Como o trabalho se concentrou na elite do empresariado nacional, suas conclusões não podem ser estendidas às milhões de empresas, de pequeno e médio portes, espalhadas pelo Brasil. Fica nítido no Anuário Gestão Ambiental que quem investe mais em pesquisa tem mais a perder. A conseqüência disso é que os segmentos empresariais que precisam investir mais na chamada variável ambiental também acabam se tornando os setores ambientalmente mais educados.

Indústria e agronegócio, por exemplo, investem mais em separação de lixo do que a área de serviço. Enquanto na agricultura e na indústria, a coleta seletiva beira os 90% de adesão, no setor serviço e no comércio, os índices ainda estão um pouco abaixo: 79% e 80%, respectivamente.

- O meio ambiente está despontando como uma nova e promissora atividade de negócios - avalia o diretor-superintendente da Fundação Brasileira para o Desenvolvimento Sustentado (FBDS), Walfredo Schindler.

Pouco a pouco, a qualidade do investimento na área ambiental vem mudando e é isso que o Anuário conseguiu captar.
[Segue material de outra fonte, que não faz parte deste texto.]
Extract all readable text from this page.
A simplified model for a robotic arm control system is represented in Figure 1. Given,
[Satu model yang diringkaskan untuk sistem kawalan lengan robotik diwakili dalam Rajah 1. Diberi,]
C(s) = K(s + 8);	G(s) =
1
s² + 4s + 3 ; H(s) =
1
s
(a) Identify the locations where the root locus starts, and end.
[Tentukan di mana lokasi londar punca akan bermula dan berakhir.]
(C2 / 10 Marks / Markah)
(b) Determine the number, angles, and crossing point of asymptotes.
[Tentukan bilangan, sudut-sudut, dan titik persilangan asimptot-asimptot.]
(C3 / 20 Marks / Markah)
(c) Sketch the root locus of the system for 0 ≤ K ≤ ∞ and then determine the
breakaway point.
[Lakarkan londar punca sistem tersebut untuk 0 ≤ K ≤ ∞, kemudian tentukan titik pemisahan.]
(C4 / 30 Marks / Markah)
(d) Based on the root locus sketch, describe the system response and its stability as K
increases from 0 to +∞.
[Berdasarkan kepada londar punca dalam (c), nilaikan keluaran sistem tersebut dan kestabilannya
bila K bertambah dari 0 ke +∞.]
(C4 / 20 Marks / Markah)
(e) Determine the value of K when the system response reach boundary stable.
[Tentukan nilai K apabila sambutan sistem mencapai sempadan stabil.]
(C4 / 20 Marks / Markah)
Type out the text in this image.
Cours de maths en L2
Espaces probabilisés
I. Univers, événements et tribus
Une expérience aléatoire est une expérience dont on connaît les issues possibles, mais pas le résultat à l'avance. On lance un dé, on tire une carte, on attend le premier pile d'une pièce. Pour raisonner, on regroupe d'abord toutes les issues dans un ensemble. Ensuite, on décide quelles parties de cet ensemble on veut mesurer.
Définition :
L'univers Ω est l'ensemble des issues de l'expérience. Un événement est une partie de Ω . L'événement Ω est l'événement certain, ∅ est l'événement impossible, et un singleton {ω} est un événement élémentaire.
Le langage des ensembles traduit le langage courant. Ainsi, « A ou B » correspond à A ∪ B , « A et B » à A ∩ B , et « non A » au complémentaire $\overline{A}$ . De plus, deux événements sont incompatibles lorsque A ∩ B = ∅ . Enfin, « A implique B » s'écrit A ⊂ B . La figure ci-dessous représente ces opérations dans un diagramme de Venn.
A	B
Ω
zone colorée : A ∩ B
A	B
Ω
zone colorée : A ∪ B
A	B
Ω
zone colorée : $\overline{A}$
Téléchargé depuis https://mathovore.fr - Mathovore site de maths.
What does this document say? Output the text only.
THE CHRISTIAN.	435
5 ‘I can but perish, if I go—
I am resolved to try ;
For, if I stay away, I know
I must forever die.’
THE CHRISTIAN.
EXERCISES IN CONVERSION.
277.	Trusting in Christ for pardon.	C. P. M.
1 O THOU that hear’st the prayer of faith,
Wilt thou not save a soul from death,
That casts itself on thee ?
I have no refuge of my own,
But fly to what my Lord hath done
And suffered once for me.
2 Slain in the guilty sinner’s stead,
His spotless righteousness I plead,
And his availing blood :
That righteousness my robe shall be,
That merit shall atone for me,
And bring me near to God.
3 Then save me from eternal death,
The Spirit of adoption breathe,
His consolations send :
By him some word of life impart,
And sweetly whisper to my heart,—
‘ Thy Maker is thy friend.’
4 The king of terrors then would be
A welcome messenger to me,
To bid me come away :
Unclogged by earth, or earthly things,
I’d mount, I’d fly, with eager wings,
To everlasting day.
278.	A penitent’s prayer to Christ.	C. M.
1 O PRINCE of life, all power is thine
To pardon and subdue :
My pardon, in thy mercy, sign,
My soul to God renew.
Afinal, quando uma empresa compra um extintor de incêndio, ela está apenas cumprindo a lei. Mas quando ela passa a trabalhar segundo as regras do mercado é porque alguma coisa está mudando.

- Num futuro não tão distante, conforme o tamanho do passivo ambiental, a empresa poderá vir a ter dificuldades até mesmo para contrair empréstimo bancário - alerta Silvana Quaglio, acrescentando que, ainda que não seja obrigatório, seria de bom tom que as empresas agissem nessa área. - É uma medida de governança corporativa.

A realidade em números

72% das empresas de grande porte no Brasil NÃO têm projeto para reduzir a emissão de gás carbônico (CO2), que provoca o efeito estufa
53% das empresas NÃO usam fontes alternativas de energia
71% das empresas NÃO lançam o passivo ambiental no balanço publicado
85% das empresas NÃO utilizam papel reciclado

Apenas 16% dos projetos das ONGs são voltados para Floresta Amazônica
Mata Atlântica, que representa 15% do território nacional, concentra atenções

Liana Melo

A Amazônia é o centro das atenções do mundo, mas entre as organizações não-governamentais (ONGs) é a Mata Atlântica que anda fazendo o maior sucesso. Para cada projeto desenvolvido com o objetivo de proteger a maior floresta tropical do planeta, cinco outros são implementados na Mata Atlântica - ou seja, apenas 16% dos projetos são voltados para a Amazônia. O excesso de concentração num único bioma causa desequilíbrio financeiro na distribuição dos projetos.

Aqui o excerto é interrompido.